It hits me all at once, and I realize that the time I spent telling myself I didn’t care about the differences between us was a lie. I always wished Olive would pull me into her circle and take me dancing with her.

I should have said something. Now, it feels like it’s far too late.

Despite that feeling, a sense of joy erupts in my chest at seeing her again. It’s similar to what I would usually feel, seeing someone again after a while of being apart, except tainted with the new uncertainty about Olive’s involvement with her dad’s activities.

“Olive,” I say when she pulls me into a hug. She draws back, holding me at arms-length, her eyes wandering over me.

“You look so—”

“Different?”

“—good!” she says, laughing a bit. “God, who dressed you, Fi? You look like a million bucks,” then, eyeing me a bit, she says, “and well-fucked.”

“God, Olive,” I say, pulling back and putting the backs of my hands on my cheeks, which are burning. The image of Boris slamming me into the wall of the closet flashes to mind, and I have to swallow it down, or I’ll just flush even more red.

“Oh my god,” she breathes, “you are well-fucked. What’s going on? Where have you been? My dad—my dad said you’d been kidnapped, but you don’t look like you were kidnapped.”

“It’s complicated,” I say, to which she narrows her eyes.

“Did someone take you against your will or not?”

“I…don’t know. Both?”

“Fiona,” Olive says, her face crumpling with worry. “Jesus, are you, like, having Stockholm syndrome or whatever?”

“No,” I laugh, waving my hand. “I can leave, I’ve just—”

“So, you could have contacted me? Let me know you were okay?”

“Well, no,” I say, “I left my phone at the office, and I didn’t know your number.”

“I just don’t understand what’s going on,” Olive says, running a hand over her face. “This is like some Bermuda Triangle shit. It’s like—you disappear out of thin air. I was this close to calling the cops, Fi! And then my dad said the Russians took you. I was losing my mind. I thought you were hurt or being tortured or something, and now here you are, looking healthy and well, apparently out at the clubs? Even though you never showed any interest before.”

“Or maybe you just didn’t invite me.” I can hear my words slurring, and I have to grip the sink tightly to keep from falling over. It feels stupid to bring that up now when there are so many other things I should be asking her, but my brain feels mushy like I can’t quite hold onto a single thought for more than a second before it drifts away.

“Oh, my god,” Olive says, her eyes wandering up and down my body. “You’ve been drugged. Have they been keeping you drugged?”

I try to shake my head no, then I remember the bartender coming over with the shots, putting one right into my hand. What a fool I was—my father is probably turning over in his grave. To take a drink from a stranger.

But I was already a little drunk, high on the fun of being with my friends. I wasn’t thinking clearly.

“Olive,” I say, my head suddenly too heavy for my neck, falling forward. I hear Olive say something and one of her bodyguards steps into the room, walking toward me as if he might take me.

I recognize him. The guy who tried to stab me. The guy who actually stabbed Boris. My body jerks, like it wants to fight him, but I realize with terrifying clarity that I’m not going to be able to fight him in this state.
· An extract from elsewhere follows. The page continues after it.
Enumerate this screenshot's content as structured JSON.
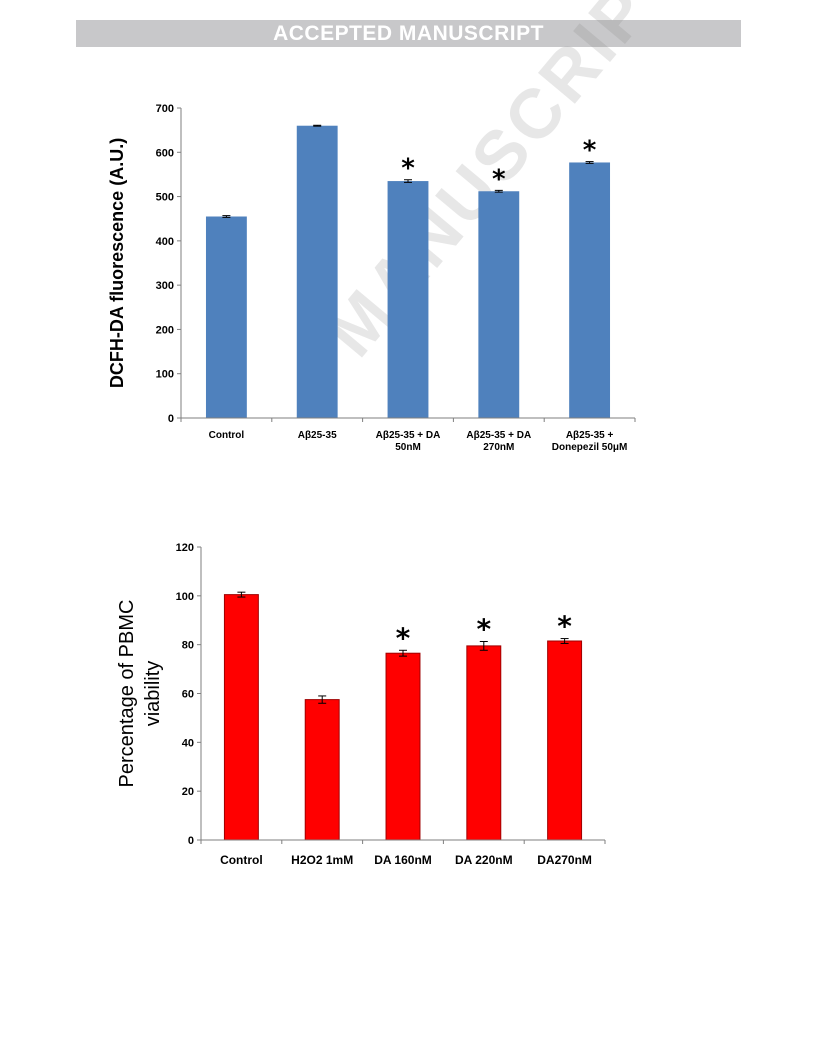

Someone did drug me, but it obviously wasn’t the Milovs. It was the Allards, and here Olive was, conveniently cornering me when my defenses were down. I stare at her, at the way she’s standing, one hip popped out, arms crossed, and wonder if she’s been part of this all along if she knows about all the terrible things her father has been doing.

I wonder if I know her at all.

Her goon advances on me, and I back up, mind racing but not producing any way for me to get out of this situation. When I glance back at him, I see him grin slightly, and it makes my blood boil. I wish I could wipe it right off his face.

But I’m cornered, and alone, and weakened from whatever was in that shot.

“Fiona!” someone shouts, and when I turn, I see Anya kneeling in the alley outside, the window to the bathroom propped open. “This way!”

Using the lucidity I have left, I turn, running as fast as I can and launching against the wall. Anya and another girl wrap their arms around me, yanking me up through the window just as Olive’s bodyguard’s fingers graze my calf, barely missing me.

I roll into the cool night air, taking deep breaths.